Phil Ochs: There but for Fortune: Talkin' heads remember unjustly forgotten singer-songwriter who sang 'bout injustice blues

Phil Ochs went to New York in 1962 to become the world’s greatest songwriter, but he met Bob Dylan and thereafter amended his ambition: he’d settle for second greatest. Dylan, who unfortunately does not appear in Kenneth Bowser’s
Phil Ochs: There but for Fortune, was reportedly unkind to Ochs, despite a friendship that would last until Ochs’ death in 1976. Yet Dylan’s advice to Ochs, his insistence that songs be grounded in the personal as much as if not more than the political, tells us a great deal about the difference between these mutually single-minded, era-defining artists.

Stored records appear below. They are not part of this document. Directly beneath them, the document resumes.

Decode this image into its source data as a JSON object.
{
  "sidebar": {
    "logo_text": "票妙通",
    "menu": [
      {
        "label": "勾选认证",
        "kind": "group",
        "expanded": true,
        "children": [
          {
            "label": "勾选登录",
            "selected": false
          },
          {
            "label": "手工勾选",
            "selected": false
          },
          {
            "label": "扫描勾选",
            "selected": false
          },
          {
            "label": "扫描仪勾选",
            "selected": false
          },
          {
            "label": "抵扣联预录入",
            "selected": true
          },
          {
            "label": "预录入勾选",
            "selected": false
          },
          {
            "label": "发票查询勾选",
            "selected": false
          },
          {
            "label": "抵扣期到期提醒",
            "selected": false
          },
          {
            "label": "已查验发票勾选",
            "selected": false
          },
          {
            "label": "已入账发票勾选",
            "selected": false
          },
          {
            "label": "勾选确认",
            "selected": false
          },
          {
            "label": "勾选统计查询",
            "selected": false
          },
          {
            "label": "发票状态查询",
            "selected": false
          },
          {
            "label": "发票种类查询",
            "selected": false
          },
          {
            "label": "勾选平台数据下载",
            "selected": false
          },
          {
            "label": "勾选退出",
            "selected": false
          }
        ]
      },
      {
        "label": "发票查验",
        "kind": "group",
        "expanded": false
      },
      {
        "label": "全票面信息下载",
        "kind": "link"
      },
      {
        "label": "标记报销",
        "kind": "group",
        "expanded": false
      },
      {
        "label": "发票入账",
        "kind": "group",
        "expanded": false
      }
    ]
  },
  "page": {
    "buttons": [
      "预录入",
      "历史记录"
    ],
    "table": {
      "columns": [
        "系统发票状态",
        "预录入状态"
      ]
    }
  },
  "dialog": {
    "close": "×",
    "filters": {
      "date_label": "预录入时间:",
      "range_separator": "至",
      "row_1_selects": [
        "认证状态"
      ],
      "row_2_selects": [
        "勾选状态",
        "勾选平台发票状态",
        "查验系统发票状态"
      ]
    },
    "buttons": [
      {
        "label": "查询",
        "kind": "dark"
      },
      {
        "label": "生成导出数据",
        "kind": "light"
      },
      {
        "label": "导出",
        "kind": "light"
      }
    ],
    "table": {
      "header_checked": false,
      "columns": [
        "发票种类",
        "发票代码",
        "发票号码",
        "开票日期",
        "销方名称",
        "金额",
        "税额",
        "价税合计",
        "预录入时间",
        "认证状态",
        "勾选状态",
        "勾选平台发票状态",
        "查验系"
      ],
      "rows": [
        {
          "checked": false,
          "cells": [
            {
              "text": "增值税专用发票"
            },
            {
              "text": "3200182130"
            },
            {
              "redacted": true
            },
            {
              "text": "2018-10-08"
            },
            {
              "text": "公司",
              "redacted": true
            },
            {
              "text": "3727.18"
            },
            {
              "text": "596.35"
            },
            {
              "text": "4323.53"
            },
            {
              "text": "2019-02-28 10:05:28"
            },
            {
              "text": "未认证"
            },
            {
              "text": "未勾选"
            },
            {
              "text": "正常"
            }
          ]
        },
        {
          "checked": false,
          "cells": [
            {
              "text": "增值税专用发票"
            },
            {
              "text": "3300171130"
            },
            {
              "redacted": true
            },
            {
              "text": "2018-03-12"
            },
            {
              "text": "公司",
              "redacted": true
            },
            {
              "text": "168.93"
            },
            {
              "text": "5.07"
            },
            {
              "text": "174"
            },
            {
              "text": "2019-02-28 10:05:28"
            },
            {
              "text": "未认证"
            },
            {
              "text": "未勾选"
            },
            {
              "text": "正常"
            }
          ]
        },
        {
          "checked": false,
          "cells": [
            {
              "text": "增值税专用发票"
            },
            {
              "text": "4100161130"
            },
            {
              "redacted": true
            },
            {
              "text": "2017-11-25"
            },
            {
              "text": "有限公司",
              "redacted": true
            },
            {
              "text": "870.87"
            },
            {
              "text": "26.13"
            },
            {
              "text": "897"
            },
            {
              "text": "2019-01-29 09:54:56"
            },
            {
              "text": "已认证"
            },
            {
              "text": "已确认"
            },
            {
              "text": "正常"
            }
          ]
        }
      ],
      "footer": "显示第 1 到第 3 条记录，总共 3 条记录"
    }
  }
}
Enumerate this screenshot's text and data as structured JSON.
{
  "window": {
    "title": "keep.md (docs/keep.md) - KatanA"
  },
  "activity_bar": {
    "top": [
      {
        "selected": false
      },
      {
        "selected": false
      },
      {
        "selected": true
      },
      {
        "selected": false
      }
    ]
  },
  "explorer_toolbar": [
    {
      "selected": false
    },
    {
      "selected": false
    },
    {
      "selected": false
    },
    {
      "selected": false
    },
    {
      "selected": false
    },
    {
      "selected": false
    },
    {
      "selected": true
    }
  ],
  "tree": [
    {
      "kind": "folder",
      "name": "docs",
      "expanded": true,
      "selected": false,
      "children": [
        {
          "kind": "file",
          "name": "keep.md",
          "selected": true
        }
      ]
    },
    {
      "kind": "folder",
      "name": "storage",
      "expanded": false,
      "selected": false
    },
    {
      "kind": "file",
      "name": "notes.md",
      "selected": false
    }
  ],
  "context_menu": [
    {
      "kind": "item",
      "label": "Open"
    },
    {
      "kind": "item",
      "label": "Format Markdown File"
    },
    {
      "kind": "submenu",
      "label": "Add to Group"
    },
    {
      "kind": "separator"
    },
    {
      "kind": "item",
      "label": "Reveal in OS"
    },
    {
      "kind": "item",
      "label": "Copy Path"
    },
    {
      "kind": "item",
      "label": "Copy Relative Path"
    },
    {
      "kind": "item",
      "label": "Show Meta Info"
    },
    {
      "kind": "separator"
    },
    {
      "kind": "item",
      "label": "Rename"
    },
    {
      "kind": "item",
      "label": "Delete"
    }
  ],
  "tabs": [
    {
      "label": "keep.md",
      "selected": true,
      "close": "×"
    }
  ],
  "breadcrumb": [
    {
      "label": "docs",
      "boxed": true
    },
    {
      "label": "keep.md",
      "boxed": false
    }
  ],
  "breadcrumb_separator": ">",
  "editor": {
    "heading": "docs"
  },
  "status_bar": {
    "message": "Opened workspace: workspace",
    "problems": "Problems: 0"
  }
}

Unlike Dylan, whose best work often plays as memoir, Ochs was committed to the song as editorial, ripping material directly from the
New York Times—his first LP was titled All the News That’s Fit to Sing—addressing injustice through a lens of black humour rendered more ironic still through the nasal boyishness of his vocal delivery. So long as the dream of social change through music-as-reportage seemed plausible, Ochs was on top of the world. When the world proved less capable of change than Ochs and his more idealistic peers had hoped, Ochs’ music began to recede from the charts, while Ochs himself slid into a slow downward spiral marked by alcoholism and despair over Vietnam and the deaths of the Kennedys, Martin Luther King, and Victor Jara. He was later strangled by thieves in Africa. They spared his life but wrecked his vocal chords. He finally hung himself in his sister’s home. He was 35.

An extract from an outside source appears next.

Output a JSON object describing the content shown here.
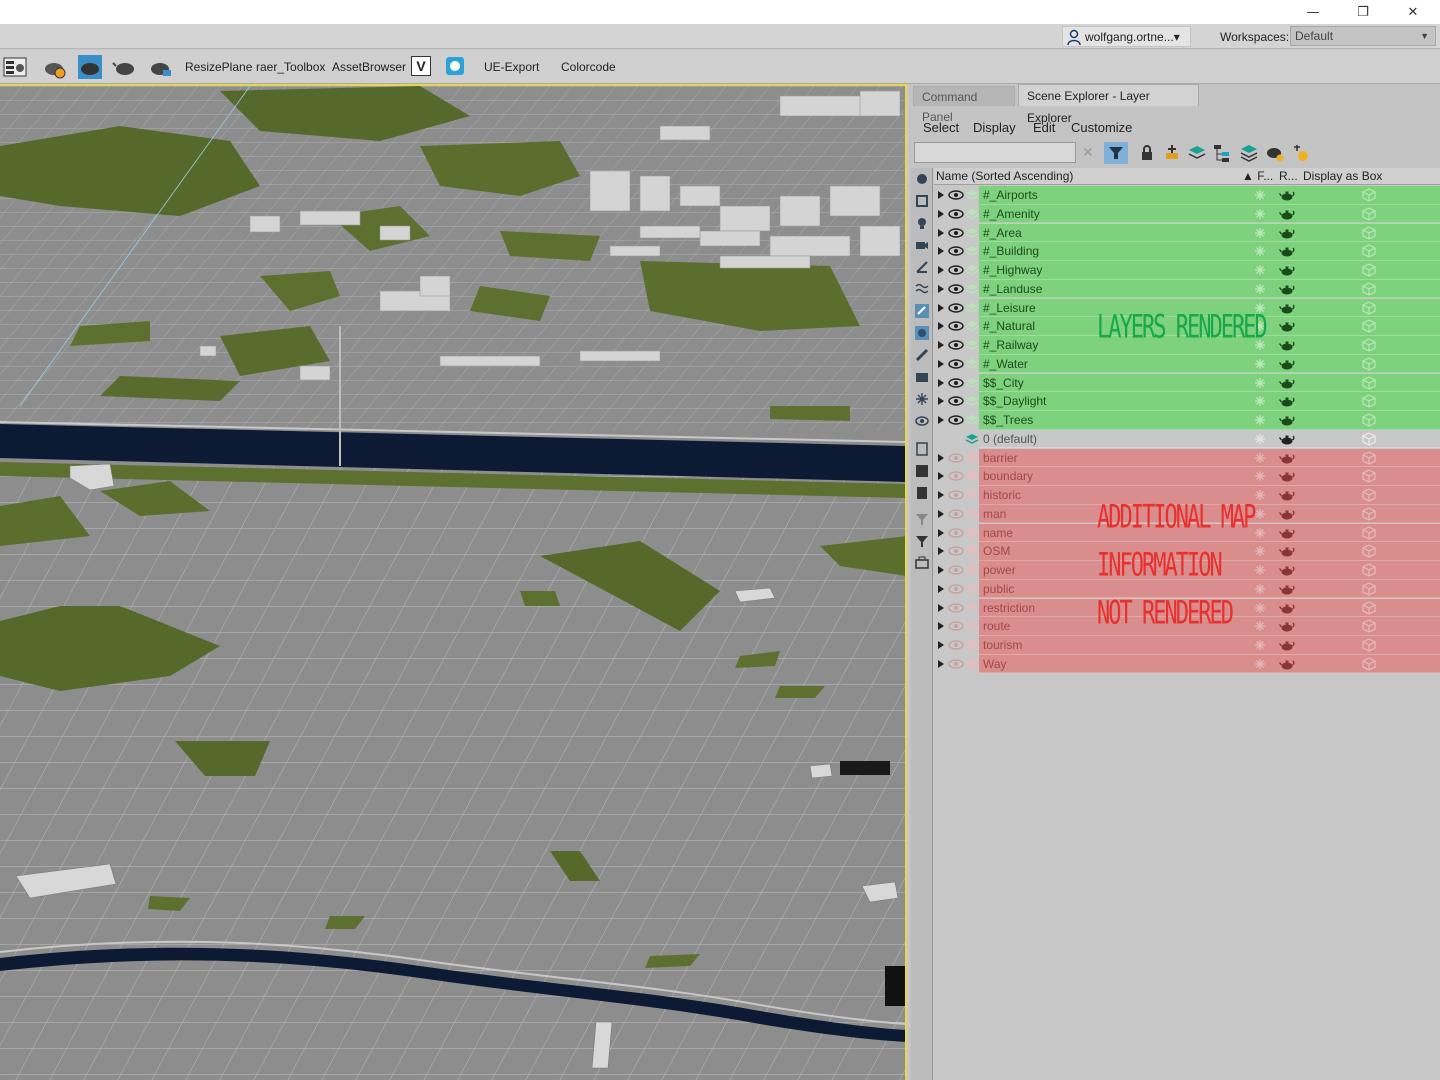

There but for Fortune brims with talking heads, including many who knew Ochs intimately, such as Joan Baez, Ed Sanders, and Ochs’ brother Michael, who served as the film’s co-producer, and others who take inspiration from Ochs’ legacy, such as Billy Bragg, Christopher Hitchens, and Sean Penn. These commentators collectively chronicle the significant episodes in Ochs’ life, while Bowser and editor Pamela Scott Arnold emphasize the political events that shaped Ochs’ art and psyche. Blessed with an immense trove of archival material, which Bowser carefully weaves in, There but for Fortune can’t be faulted with neglecting to relay the facts.

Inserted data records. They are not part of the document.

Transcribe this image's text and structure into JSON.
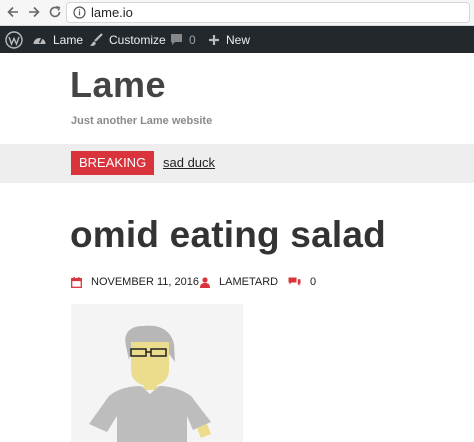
{
  "browser": {
    "url": "lame.io"
  },
  "admin_bar": {
    "site_name": "Lame",
    "customize_label": "Customize",
    "comments_count": "0",
    "new_label": "New"
  },
  "site": {
    "title": "Lame",
    "tagline": "Just another Lame website"
  },
  "breaking": {
    "badge": "BREAKING",
    "headline": "sad duck"
  },
  "post": {
    "title": "omid eating salad",
    "date": "NOVEMBER 11, 2016",
    "author": "LAMETARD",
    "comments": "0"
  },
  "colors": {
    "admin_bg": "#23282d",
    "accent_red": "#d9343c",
    "breaking_bg": "#eeeeee"
  }
}
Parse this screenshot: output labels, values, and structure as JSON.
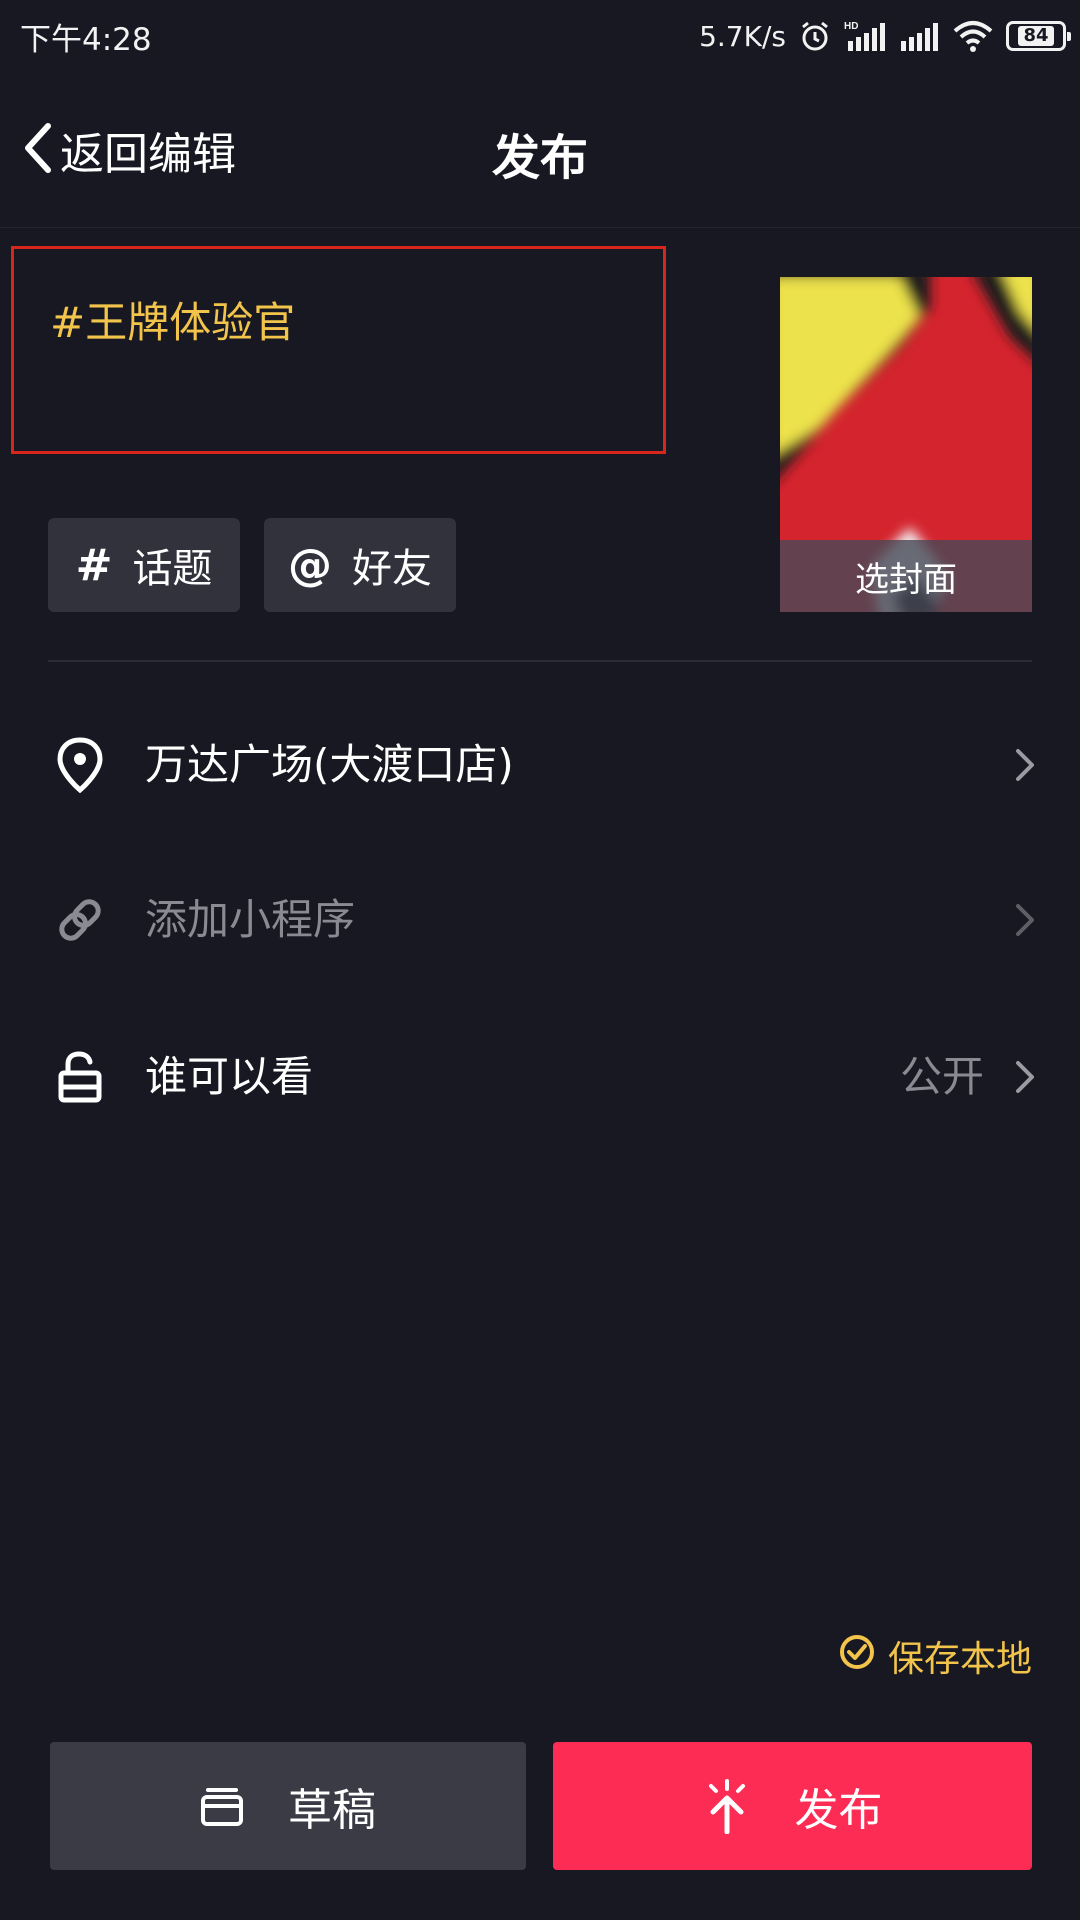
{
  "status_bar": {
    "time": "下午4:28",
    "net_speed": "5.7K/s",
    "battery": "84"
  },
  "nav": {
    "back_label": "返回编辑",
    "title": "发布"
  },
  "caption": {
    "text": "#王牌体验官",
    "color": "#f2c44b"
  },
  "cover": {
    "label": "选封面"
  },
  "chips": {
    "topic": {
      "symbol": "#",
      "label": "话题"
    },
    "friend": {
      "symbol": "@",
      "label": "好友"
    }
  },
  "rows": {
    "location": {
      "icon": "location-pin-icon",
      "label": "万达广场(大渡口店)"
    },
    "miniprogram": {
      "icon": "link-icon",
      "label": "添加小程序"
    },
    "visibility": {
      "icon": "unlock-icon",
      "label": "谁可以看",
      "value": "公开"
    }
  },
  "save_local": {
    "label": "保存本地",
    "checked": true
  },
  "buttons": {
    "draft_label": "草稿",
    "publish_label": "发布"
  },
  "colors": {
    "background": "#171821",
    "accent": "#fd2c55",
    "highlight": "#f2c44b",
    "chip": "#31323c"
  }
}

Where the film does seem to fall short is in its exploration of the truths behind the facts. Bowser, probably best known for Easy Riders, Raging Bulls, is too respectful to be more precise about Ochs’ bad habits and failings as a family man. More importantly, Bowser refrains from delving below the surface of his subjects’ testimonies, from rigorously questioning why such a giant failed to secure an enduring place in the popular culture of his lifetime or maintain a posthumous renown as vibrant as many of his contemporaries. Ochs was nothing if not opinionated and daring. Ochs had a perspective, which is something you can’t really say about Bowser’s work here. Still, see the film, and be grateful to Bowser for going as far as he did to remind us of this very special talent whose contributions arguably have no equivalent in today’s music.